— Хорошего понемножку, обогрелись, а теперь за дело, — скомандовал Нехаев. — Пойдем все искать топливо. Без костра долго не продержимся.
Мы разбрелись по галечной полосе, зорко высматривая, не валяется ли где кусок бревна, доски или еще чего-нибудь, способного гореть. Свои находки мы время от времени сносили в одну кучу.
А чтобы не потерять ее из виду, ставили торчком бревно или обломок доски — и двигались дальше.
Почти до самой полуночи, забыв об усталости, мы собирали и сносили к своему шалашу плавник.
— Это еще наше счастье, что до берега дотянули, — снова повеселел Владимир Иванович, оглядев добычу. — Во льдах ничего бы для костра не нашли.
— Вот теперь можно будет вдоволь кипяточку попить, — обрадовался Федя.
Снова заплясали по стенкам блики огня, чум наполнился дымом, и мы, сгрудившись в кучу, кашляя и чихая, по очереди с удовольствием отхлебывали из консервной банки талую воду. Кое-кто уже клевал носом. Надо было как-то устраиваться на ночлег. Но как устроишься на голой земле?
Выход нашли быстро: из тех же принесенных нами обрубков бревен и досок смастерили в чуме некое подобие нар, бросили на них простеганный поролоновый полог из вертолета. Но поместиться там могли лишь двое.
— Спать по очереди, — распорядился Нехаев. — Двое спят, один костер поддерживает. Первая очередь ваша, — он ткнул пальцем в Гордеева и корреспондента. — Тебе, Аркаша, кочегаром быть. А остальным ничего не остается, как после перекура вновь идти искать дрова.
— Эх, узнать бы, долго еще продержится этот чертов туман? — произнес Парамонов, закуривая. — Папиросы кончатся — совсем плохо дело будет!
— Папиросы что — ерунда, — усмехнулся Нехаев, — Была бы еда да горячая вода. А это пока у нас имеется, значит, ничего страшного. Мы на твердой земле. Дровишки собираем в ожидании погоды. Так что кончайте перекур и двинем.
Сам Нехаев не курил, но, понимая курильщиков, терпеливо стоял рядом, ожидая, когда мы отведем душу.
4Я не могу сейчас припомнить, что мы делали день за днем, час за часом, пока Арктика держала нас в своем плену. Все пережитое слилось в один бесконечно длинный, однообразно серый холодный день. Мы по очереди спали, бродили по берегу в поисках дров, получали свои порции скудной еды…
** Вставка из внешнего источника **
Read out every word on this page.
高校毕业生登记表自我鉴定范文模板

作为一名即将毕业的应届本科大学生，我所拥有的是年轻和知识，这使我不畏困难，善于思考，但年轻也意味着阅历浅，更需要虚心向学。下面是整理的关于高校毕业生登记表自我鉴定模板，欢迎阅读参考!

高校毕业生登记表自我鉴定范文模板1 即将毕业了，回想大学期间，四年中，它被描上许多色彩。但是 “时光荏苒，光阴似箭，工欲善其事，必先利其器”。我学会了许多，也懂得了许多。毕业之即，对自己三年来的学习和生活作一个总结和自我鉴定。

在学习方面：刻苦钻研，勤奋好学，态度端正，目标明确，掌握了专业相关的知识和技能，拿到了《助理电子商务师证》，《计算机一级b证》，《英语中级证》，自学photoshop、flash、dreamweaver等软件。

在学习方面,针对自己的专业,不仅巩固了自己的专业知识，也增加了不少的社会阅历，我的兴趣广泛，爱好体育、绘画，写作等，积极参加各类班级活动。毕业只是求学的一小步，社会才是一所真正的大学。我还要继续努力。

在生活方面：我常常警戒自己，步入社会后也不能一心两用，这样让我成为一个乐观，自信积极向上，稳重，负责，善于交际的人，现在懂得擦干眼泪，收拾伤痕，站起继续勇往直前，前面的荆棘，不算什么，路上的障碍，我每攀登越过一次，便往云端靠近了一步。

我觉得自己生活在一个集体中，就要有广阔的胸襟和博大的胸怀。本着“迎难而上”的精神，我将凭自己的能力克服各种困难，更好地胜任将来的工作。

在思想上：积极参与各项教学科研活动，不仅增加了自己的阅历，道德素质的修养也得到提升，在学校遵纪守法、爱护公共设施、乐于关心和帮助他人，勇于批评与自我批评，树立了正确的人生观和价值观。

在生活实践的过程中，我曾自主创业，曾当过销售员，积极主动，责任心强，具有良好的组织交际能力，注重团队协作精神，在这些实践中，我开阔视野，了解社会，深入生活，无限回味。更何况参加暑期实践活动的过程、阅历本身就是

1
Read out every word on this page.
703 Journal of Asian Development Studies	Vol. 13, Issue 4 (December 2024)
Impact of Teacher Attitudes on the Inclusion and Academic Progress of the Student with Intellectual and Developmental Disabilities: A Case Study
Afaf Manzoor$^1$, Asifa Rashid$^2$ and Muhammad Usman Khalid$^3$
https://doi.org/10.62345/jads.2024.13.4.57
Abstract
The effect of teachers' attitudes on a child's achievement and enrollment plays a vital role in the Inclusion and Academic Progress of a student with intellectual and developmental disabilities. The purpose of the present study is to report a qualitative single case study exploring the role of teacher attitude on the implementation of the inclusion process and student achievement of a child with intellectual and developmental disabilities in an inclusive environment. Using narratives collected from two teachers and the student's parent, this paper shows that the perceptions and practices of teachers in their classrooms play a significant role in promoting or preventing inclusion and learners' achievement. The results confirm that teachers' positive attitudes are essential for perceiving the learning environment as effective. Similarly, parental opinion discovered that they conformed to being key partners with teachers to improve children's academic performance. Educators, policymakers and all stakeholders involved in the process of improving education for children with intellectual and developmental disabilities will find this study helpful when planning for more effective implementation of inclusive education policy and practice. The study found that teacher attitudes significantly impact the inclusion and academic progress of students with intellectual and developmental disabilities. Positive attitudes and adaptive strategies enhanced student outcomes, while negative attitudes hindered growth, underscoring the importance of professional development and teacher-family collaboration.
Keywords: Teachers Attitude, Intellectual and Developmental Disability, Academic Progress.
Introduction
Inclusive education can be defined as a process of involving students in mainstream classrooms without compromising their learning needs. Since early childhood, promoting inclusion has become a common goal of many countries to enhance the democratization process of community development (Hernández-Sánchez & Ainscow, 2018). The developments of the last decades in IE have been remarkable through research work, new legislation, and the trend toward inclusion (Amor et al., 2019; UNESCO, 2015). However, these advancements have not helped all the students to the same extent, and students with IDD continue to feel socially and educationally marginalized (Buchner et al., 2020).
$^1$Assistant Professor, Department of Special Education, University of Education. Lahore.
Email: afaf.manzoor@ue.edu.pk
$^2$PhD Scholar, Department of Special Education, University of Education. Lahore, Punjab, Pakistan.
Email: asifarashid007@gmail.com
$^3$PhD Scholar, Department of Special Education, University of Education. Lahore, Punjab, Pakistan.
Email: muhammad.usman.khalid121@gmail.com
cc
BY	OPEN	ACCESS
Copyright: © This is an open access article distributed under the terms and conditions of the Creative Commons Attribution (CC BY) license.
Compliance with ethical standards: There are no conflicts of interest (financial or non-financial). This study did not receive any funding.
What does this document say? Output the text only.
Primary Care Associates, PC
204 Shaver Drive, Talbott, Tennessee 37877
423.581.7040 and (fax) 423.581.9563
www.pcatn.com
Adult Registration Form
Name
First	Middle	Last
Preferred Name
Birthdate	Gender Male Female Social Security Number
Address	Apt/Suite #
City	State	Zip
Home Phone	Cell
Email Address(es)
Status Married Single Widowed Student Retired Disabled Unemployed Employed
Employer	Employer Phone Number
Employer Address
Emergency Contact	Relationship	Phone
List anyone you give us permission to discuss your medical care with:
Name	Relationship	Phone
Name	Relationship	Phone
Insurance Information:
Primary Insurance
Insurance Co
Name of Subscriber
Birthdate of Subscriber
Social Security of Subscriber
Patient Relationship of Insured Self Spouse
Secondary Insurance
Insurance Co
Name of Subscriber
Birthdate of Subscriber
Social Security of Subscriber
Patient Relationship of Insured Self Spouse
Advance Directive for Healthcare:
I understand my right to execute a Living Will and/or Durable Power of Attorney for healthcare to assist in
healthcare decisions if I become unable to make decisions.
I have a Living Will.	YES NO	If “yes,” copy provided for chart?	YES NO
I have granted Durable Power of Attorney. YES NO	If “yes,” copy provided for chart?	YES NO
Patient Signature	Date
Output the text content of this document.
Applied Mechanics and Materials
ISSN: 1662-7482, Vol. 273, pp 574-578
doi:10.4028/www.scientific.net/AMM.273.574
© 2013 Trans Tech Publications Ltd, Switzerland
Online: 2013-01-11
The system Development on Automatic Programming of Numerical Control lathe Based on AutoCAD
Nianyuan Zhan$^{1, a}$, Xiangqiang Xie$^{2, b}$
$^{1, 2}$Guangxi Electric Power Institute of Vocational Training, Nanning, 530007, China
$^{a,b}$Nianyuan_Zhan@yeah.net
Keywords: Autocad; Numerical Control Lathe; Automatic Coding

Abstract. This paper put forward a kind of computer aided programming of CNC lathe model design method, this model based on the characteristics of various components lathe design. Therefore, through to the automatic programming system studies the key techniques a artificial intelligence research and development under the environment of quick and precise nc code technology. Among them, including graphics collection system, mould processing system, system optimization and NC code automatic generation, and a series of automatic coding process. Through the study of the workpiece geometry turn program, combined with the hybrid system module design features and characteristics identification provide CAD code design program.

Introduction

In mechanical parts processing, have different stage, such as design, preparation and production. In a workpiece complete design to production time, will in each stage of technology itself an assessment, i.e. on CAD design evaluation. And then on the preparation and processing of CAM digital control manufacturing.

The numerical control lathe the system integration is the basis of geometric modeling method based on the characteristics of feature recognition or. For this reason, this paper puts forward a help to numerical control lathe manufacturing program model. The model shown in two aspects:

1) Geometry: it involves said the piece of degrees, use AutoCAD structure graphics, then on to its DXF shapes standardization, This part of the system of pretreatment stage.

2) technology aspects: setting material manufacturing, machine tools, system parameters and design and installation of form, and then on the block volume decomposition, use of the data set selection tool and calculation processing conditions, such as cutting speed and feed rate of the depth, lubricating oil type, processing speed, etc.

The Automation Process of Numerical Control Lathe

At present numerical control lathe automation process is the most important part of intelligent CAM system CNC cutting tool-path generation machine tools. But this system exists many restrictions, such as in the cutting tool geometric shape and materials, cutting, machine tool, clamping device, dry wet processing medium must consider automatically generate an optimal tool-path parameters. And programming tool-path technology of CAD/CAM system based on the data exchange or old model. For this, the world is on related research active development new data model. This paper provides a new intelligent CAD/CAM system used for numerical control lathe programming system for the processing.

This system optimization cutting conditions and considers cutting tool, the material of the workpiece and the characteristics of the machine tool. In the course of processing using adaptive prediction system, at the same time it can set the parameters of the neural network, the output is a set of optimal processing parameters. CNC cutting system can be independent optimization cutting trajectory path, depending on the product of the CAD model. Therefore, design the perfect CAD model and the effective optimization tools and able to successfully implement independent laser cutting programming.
Потом съестные припасы кончились. Нехаев, взяв ружье и посмотрев на каждого из нас, почему-то выбрал в напарники меня.
— Пойдем, может утку удастся подстрелить! — И добавил — Аркаша, ты за старшего!
— Есть!
Мы ходили долго, почти весь день. Но ни уток, ни какой-либо другой дичи не повстречали. Все живое, видимо, пережидало туман.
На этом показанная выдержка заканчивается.